Deciphering the Problem of Negation for AI Language Models

Published On Sat May 13 2023
Deciphering the Problem of Negation for AI Language Models

Why AI Like ChatGPT Struggle with Negation

Artificial Intelligence (AI) has come a long way in recent years; language models, in particular, have skyrocketed in size and ability. Large language models (LLMs) can now read and write like humans, predicting the next word in a block of text with great accuracy. But, despite their advancement, they still struggle to understand negation - the presence of negative words like "not" or "never."

The Problem with Predictions

Unlike humans, LLMs process language by turning it into math. This enables them to excel at generating text by predicting likely combinations of words, but it comes at a cost. "The problem is that the task of prediction is not equivalent to the task of understanding," says Allyson Ettinger, a computational linguist at the University of Chicago.
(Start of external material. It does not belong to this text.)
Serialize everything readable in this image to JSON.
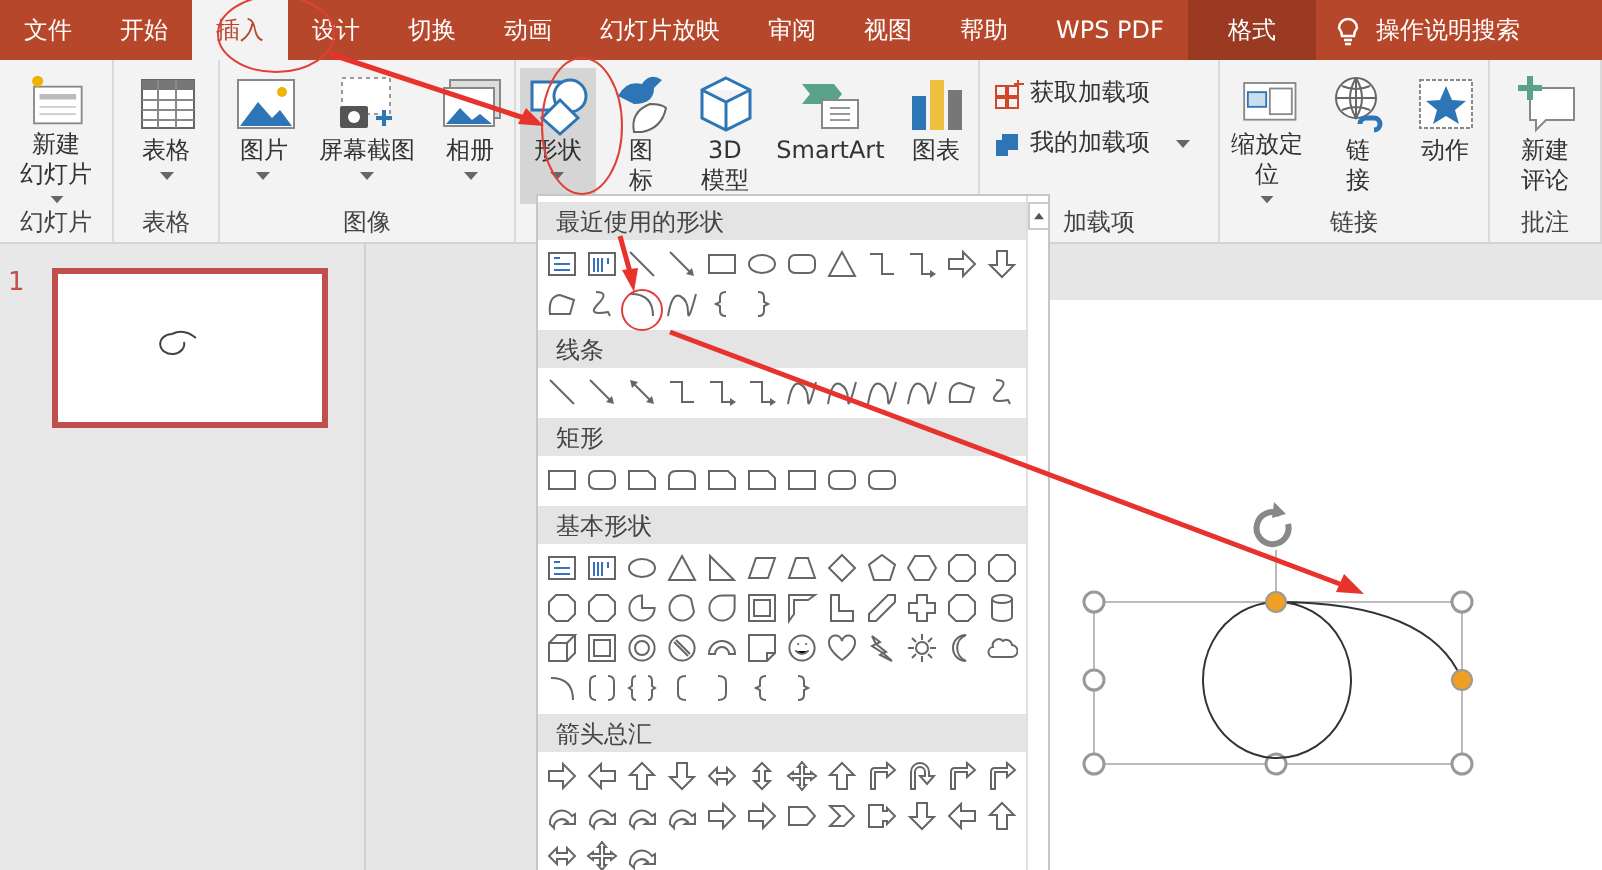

Ettinger tests how language models fare on tasks that are easy for humans, such as answering questions, but LLMs consistently struggle with negation. For example, when asked what animals don't have paws or lay eggs but have wings, OpenAI's ChatGPT replied, "none," while Google's bot, Bard, included animals like flying squirrels and flying lemurs, which do not have wings.
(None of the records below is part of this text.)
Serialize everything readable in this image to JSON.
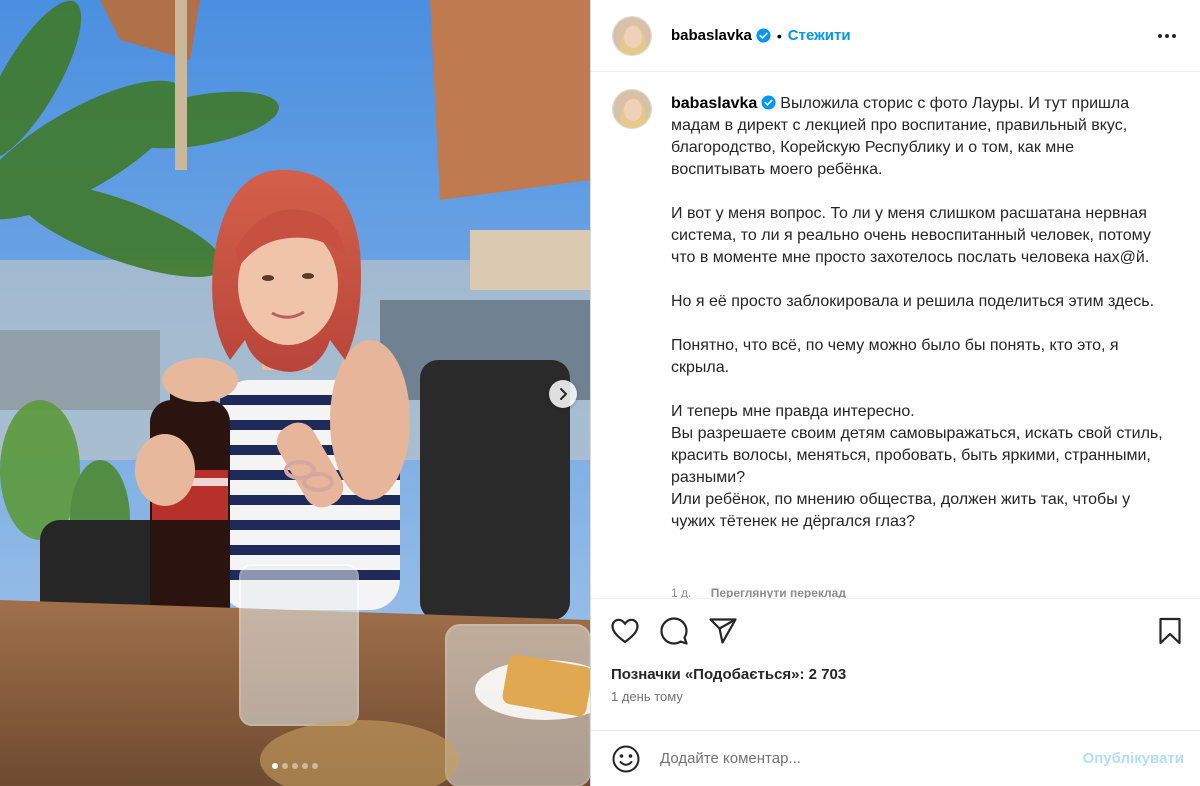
{
  "post": {
    "username": "babaslavka",
    "follow_label": "Стежити",
    "separator": "•",
    "caption": "Выложила сторис с фото Лауры. И тут пришла мадам в директ с лекцией про воспитание, правильный вкус, благородство, Корейскую Республику и о том, как мне воспитывать моего ребёнка.\n\nИ вот у меня вопрос. То ли у меня слишком расшатана нервная система, то ли я реально очень невоспитанный человек, потому что в моменте мне просто захотелось послать человека нах@й.\n\nНо я её просто заблокировала и решила поделиться этим здесь.\n\nПонятно, что всё, по чему можно было бы понять, кто это, я скрыла.\n\nИ теперь мне правда интересно.\nВы разрешаете своим детям самовыражаться, искать свой стиль, красить волосы, меняться, пробовать, быть яркими, странными, разными?\nИли ребёнок, по мнению общества, должен жить так, чтобы у чужих тётенек не дёргался глаз?",
    "caption_age": "1 д.",
    "see_translation": "Переглянути переклад",
    "likes_text": "Позначки «Подобається»: 2 703",
    "time_ago": "1 день тому",
    "comment_placeholder": "Додайте коментар...",
    "post_button": "Опублікувати"
  },
  "carousel": {
    "slide_count": 5,
    "active_index": 0
  },
  "icons": {
    "verified": "verified-badge-icon",
    "more": "more-options-icon",
    "like": "heart-icon",
    "comment": "comment-icon",
    "share": "share-icon",
    "save": "bookmark-icon",
    "emoji": "emoji-icon",
    "next": "chevron-right-icon"
  },
  "colors": {
    "accent": "#0095f6",
    "verified": "#0095f6",
    "post_disabled": "#b2dffc"
  }
}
The Problem with Stop Words

Negations like "not," "never," and "none" are known as stop words, which are functional rather than descriptive. Stop words don't add content on their own, unlike words like "bird" and "rat," which have clear meanings. "Some models filter out stop words to increase efficiency," says Izunna Okpala, a doctoral candidate at the University of Cincinnati who works on perception analysis. This process sweeps out negations as well, meaning most LLMs just ignore them.

However, negations matter to humans because we're equipped to understand their meaning. We know that a bird can fly, but we also know that the negated statement - "a bird cannot fly" - is false. Unfortunately, meaning is something orthogonal to how these models work. As a result, it's impossible to learn what "not" means through mathematical weights, which is how models learn meaning.

Conclusion

Despite their impressive advancement, LLMs still struggle to understand negation. While their predictive abilities have improved greatly, they don't reason like humans. Researchers are still trying to understand whether machines will ever truly know the word "no." But for now, LLMs are no good at "not."